Springfield’s Cascade Drive-In Theatre opened on August 19th, 1950 with a premier showing of Curtain Call at Cactus Creek (1950). The grand opening event (and selected Western comedy) especially targeted families: the Cascade Drive-In advertised the convenience of attending with children; offering free tickets to attendees under ten.
In the following years, the Cascade continued to offer an abundance of comedies, Westerns, and romances; occasionally showing action or crime films. Some releases dated five or more years earlier than the theater’s screenings, such as Abilene Town (1946), but the Cascade’s program largely boasted recent films in the wake of its opening. Later on, beginning in the mid-seventies, the theater started showing higher-production blockbuster films such as Close Encounters of the Third Kind (1977) or Star Trek: The Motion Picture (1979), which would run for several nights as opposed to single showings. Ticketing practices similarly adjusted, and the Cascade alternated between charging per car or attendee.

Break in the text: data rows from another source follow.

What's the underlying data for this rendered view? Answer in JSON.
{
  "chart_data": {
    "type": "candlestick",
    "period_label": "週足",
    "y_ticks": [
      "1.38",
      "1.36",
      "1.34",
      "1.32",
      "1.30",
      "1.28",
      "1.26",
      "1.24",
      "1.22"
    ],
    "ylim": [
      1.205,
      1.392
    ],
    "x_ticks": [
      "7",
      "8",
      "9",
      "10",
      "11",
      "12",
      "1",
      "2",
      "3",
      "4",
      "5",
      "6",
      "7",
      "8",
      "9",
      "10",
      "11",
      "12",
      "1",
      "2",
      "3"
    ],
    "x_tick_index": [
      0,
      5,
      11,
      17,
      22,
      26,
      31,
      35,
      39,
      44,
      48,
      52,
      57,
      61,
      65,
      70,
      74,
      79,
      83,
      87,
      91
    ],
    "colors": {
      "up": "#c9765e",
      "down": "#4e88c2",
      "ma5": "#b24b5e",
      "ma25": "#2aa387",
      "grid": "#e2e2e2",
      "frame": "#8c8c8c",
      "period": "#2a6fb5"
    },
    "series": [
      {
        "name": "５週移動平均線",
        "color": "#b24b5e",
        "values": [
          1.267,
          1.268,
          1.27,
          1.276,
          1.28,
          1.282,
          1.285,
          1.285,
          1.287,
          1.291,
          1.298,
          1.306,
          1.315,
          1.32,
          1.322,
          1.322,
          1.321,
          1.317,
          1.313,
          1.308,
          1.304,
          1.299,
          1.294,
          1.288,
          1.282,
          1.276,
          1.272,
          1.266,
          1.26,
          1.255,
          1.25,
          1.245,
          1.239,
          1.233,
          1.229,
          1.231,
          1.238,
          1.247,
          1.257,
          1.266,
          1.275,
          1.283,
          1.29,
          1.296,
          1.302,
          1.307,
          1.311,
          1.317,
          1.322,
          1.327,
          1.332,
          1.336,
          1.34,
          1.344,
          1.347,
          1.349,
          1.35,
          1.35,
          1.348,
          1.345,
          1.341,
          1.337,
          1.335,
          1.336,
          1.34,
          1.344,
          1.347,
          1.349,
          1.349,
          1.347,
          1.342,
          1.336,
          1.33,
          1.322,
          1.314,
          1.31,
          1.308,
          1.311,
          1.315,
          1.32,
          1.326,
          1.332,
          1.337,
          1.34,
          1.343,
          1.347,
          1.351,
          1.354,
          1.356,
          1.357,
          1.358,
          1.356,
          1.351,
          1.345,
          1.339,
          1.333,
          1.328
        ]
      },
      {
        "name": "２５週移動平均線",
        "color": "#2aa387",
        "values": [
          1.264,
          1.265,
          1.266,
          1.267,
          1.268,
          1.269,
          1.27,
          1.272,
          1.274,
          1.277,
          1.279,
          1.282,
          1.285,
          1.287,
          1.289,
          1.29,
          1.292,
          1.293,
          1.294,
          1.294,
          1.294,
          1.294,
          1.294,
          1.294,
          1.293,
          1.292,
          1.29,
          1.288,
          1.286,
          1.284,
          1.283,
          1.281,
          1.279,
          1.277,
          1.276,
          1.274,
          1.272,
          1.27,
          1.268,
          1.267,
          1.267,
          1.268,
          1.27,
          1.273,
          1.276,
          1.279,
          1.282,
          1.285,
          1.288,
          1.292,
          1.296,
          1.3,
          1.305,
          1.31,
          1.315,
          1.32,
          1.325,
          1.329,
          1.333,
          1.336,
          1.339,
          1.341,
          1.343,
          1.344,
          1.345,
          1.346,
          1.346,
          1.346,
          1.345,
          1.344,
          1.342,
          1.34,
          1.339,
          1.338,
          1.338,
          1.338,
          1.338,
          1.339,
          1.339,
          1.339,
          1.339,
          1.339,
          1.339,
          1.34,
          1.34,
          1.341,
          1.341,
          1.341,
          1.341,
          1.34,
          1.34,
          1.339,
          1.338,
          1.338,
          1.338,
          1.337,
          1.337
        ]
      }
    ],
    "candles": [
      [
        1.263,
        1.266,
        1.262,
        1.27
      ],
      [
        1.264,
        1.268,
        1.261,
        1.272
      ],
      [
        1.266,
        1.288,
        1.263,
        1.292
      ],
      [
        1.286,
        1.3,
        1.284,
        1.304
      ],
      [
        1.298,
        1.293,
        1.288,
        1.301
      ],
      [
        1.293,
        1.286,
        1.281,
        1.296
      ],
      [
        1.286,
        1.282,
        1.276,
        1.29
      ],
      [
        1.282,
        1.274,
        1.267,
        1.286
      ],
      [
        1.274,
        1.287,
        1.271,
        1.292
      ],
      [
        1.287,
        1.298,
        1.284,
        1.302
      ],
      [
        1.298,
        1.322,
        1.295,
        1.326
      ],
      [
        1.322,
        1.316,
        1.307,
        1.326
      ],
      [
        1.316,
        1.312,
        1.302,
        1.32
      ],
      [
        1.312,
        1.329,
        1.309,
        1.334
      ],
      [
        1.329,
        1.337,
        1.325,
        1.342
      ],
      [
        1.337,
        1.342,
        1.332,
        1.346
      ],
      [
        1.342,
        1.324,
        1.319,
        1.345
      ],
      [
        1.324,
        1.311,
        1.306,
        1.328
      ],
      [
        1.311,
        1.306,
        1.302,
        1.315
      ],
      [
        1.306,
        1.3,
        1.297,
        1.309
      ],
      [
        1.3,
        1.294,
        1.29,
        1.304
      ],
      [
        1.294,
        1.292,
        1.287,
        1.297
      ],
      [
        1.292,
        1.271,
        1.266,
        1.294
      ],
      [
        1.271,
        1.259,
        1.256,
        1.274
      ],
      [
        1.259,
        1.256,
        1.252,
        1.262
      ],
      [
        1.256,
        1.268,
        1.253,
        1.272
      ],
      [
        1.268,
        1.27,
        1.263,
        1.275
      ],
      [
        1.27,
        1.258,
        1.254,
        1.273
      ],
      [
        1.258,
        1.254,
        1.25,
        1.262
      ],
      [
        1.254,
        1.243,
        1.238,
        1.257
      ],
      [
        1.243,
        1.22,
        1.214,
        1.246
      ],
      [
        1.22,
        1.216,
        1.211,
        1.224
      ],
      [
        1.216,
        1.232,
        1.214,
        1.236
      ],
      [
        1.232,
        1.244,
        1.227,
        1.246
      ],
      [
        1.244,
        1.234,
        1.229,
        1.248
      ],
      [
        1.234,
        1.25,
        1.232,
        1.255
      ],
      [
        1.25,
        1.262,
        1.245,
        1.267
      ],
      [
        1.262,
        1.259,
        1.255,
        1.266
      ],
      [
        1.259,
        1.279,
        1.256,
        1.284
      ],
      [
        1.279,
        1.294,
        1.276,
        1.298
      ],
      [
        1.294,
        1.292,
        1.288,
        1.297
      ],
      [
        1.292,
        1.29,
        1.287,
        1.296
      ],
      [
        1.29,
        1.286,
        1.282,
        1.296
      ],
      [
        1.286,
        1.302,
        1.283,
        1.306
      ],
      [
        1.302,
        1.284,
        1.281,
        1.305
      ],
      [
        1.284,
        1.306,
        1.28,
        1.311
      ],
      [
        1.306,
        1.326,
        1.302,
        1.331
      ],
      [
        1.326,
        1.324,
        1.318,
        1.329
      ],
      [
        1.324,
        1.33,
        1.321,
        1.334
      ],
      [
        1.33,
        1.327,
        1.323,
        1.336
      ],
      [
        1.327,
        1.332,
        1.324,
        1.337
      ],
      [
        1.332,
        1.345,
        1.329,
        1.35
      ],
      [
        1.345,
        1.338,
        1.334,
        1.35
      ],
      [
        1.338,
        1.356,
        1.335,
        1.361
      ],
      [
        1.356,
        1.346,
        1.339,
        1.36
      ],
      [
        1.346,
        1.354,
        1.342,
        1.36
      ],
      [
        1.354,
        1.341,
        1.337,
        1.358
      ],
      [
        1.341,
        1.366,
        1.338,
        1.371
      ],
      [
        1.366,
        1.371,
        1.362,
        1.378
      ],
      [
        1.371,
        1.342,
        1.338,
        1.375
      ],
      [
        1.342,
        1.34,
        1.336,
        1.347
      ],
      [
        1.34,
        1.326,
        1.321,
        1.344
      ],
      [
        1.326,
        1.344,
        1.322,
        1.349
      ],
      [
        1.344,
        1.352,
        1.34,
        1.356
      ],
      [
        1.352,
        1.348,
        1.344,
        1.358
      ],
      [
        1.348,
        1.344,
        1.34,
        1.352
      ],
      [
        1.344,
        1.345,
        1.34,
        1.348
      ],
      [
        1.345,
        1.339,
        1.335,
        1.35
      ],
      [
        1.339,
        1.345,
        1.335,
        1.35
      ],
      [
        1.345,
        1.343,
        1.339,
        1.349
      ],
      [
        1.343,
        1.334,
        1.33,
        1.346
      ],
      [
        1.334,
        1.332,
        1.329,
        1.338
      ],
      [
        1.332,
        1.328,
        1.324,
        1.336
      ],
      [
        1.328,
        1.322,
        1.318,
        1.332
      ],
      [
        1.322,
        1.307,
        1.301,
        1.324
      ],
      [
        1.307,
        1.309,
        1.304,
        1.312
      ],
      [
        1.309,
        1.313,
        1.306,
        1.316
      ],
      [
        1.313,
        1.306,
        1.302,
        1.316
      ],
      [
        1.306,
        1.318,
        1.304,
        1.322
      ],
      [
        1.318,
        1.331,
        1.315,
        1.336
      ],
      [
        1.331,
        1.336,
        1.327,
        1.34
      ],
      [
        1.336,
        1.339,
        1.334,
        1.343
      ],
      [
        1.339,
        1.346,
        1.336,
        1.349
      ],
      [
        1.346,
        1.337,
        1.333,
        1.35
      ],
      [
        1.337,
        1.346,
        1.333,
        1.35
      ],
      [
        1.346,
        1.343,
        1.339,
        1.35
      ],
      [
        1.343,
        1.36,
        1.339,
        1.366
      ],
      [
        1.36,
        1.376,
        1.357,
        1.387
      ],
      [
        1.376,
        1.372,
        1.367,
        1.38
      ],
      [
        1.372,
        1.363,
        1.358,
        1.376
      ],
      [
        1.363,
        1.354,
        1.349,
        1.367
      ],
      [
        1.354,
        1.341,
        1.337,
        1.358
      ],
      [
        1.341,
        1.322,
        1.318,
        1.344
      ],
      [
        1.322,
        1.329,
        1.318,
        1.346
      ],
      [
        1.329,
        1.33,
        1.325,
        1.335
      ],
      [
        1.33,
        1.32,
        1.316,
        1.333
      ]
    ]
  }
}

The late seventies to early eighties marked some of the theater’s most significant transitions in content and pricing, however. The family-friendly films of the previous decades increasingly became replaced with R-rated comedies, cult classics, or horror movies—with some screenings featuring sexually-explicit pictures. Listings in The Register-Guard advertised Gas Pump Girls (1979) and Cheerleaders’ Beach Party (1978) as a double-feature in 1979 and Getting It On (1983) followed by Spring Fever (1982) in 1983. Not long after, the Cascade Drive-In permanently closed. Sharp increases in ticket prices during the preceding years—and the theater’s sudden exploration of new genre offerings—may provide an interesting source for investigation as research on the Cascade continues.